Jesús caminaba por allí, y vio aquel cuadro triste de gente que ponía
su confianza en una superstición, solo para frustrarse. Un caso
desesperado llamó su atención. Era un hombre inválido que hacía treinta
y ocho años que estaba enfermo. Reflejaba en su rostro la frustración y
la desesperanza. Jesús tuvo compasión de él, se inclinó y le dijo:
«¿Quieres quedar sano?» (Juan 5: 6). El inválido detectó el deseo de
Jesús de ayudarlo; y para despertar su sensibilidad, le dijo: «No tengo
a nadie que me meta en el estanque mientras se agita el agua» (vers.
7). Entonces Jesús le respondió: «Levántate, recoge tu camilla
y anda» (vers. 8). El hombre obedeció la voz de Jesús, y al intentarlo,
halló que sus miembros inválidos le respondían. Al instante fue sanado.

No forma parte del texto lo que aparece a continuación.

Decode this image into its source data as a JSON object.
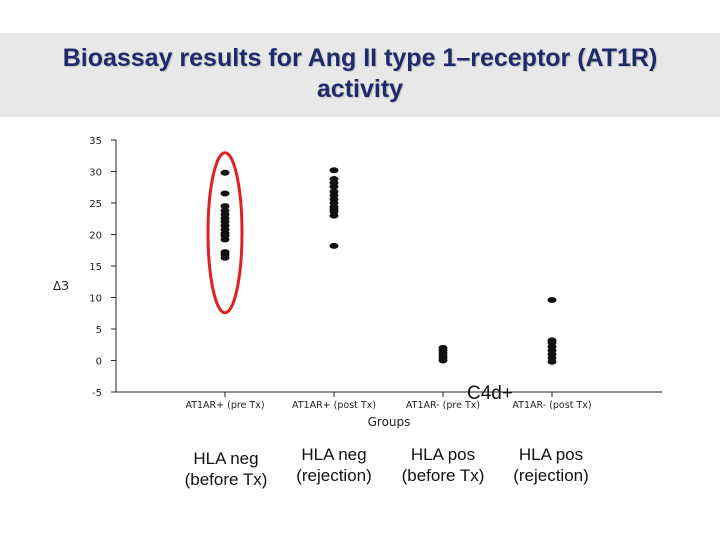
{
  "slide": {
    "title_line1": "Bioassay results for Ang II type 1–receptor (AT1R)",
    "title_line2": "activity",
    "annotation": "C4d+",
    "group_descriptions": [
      {
        "line1": "HLA neg",
        "line2": "(before Tx)"
      },
      {
        "line1": "HLA neg",
        "line2": "(rejection)"
      },
      {
        "line1": "HLA pos",
        "line2": "(before Tx)"
      },
      {
        "line1": "HLA pos",
        "line2": "(rejection)"
      }
    ]
  },
  "chart_data": {
    "type": "scatter",
    "title": "",
    "xlabel": "Groups",
    "ylabel": "ΔЗ",
    "ylim": [
      -5,
      35
    ],
    "yticks": [
      35,
      30,
      25,
      20,
      15,
      10,
      5,
      0,
      -5
    ],
    "grid": false,
    "categories": [
      "AT1AR+ (pre Tx)",
      "AT1AR+ (post Tx)",
      "AT1AR- (pre Tx)",
      "AT1AR- (post Tx)"
    ],
    "series": [
      {
        "values_by_category": [
          [
            29.8,
            26.5,
            24.5,
            23.8,
            23.2,
            22.6,
            22.0,
            21.4,
            20.8,
            20.2,
            19.8,
            19.2,
            17.2,
            16.8,
            16.3
          ],
          [
            30.2,
            28.8,
            28.2,
            27.6,
            26.8,
            26.2,
            25.6,
            25.0,
            24.4,
            24.0,
            23.6,
            23.0,
            18.2
          ],
          [
            2.0,
            1.6,
            1.2,
            0.8,
            0.4,
            0.0
          ],
          [
            9.6,
            3.2,
            2.8,
            2.2,
            1.6,
            1.0,
            0.4,
            -0.2
          ]
        ]
      }
    ],
    "highlight": {
      "category": "AT1AR+ (pre Tx)",
      "shape": "ellipse",
      "color": "#e02020"
    },
    "marker_color": "#111111"
  }
}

Jesús escogió este caso especial para mostrar la gracia sanadora de Dios, lo hizo para enseñar que la Deidad puede vivificar la vida de cualquiera que se sienta paralizado por el mal. Aquel pobre hombre se había enfermado por años de pecado, pero el sufrimiento le enseñó a depender de la gracia de Dios, y Cristo se la mostró. Así lo hará hoy contigo.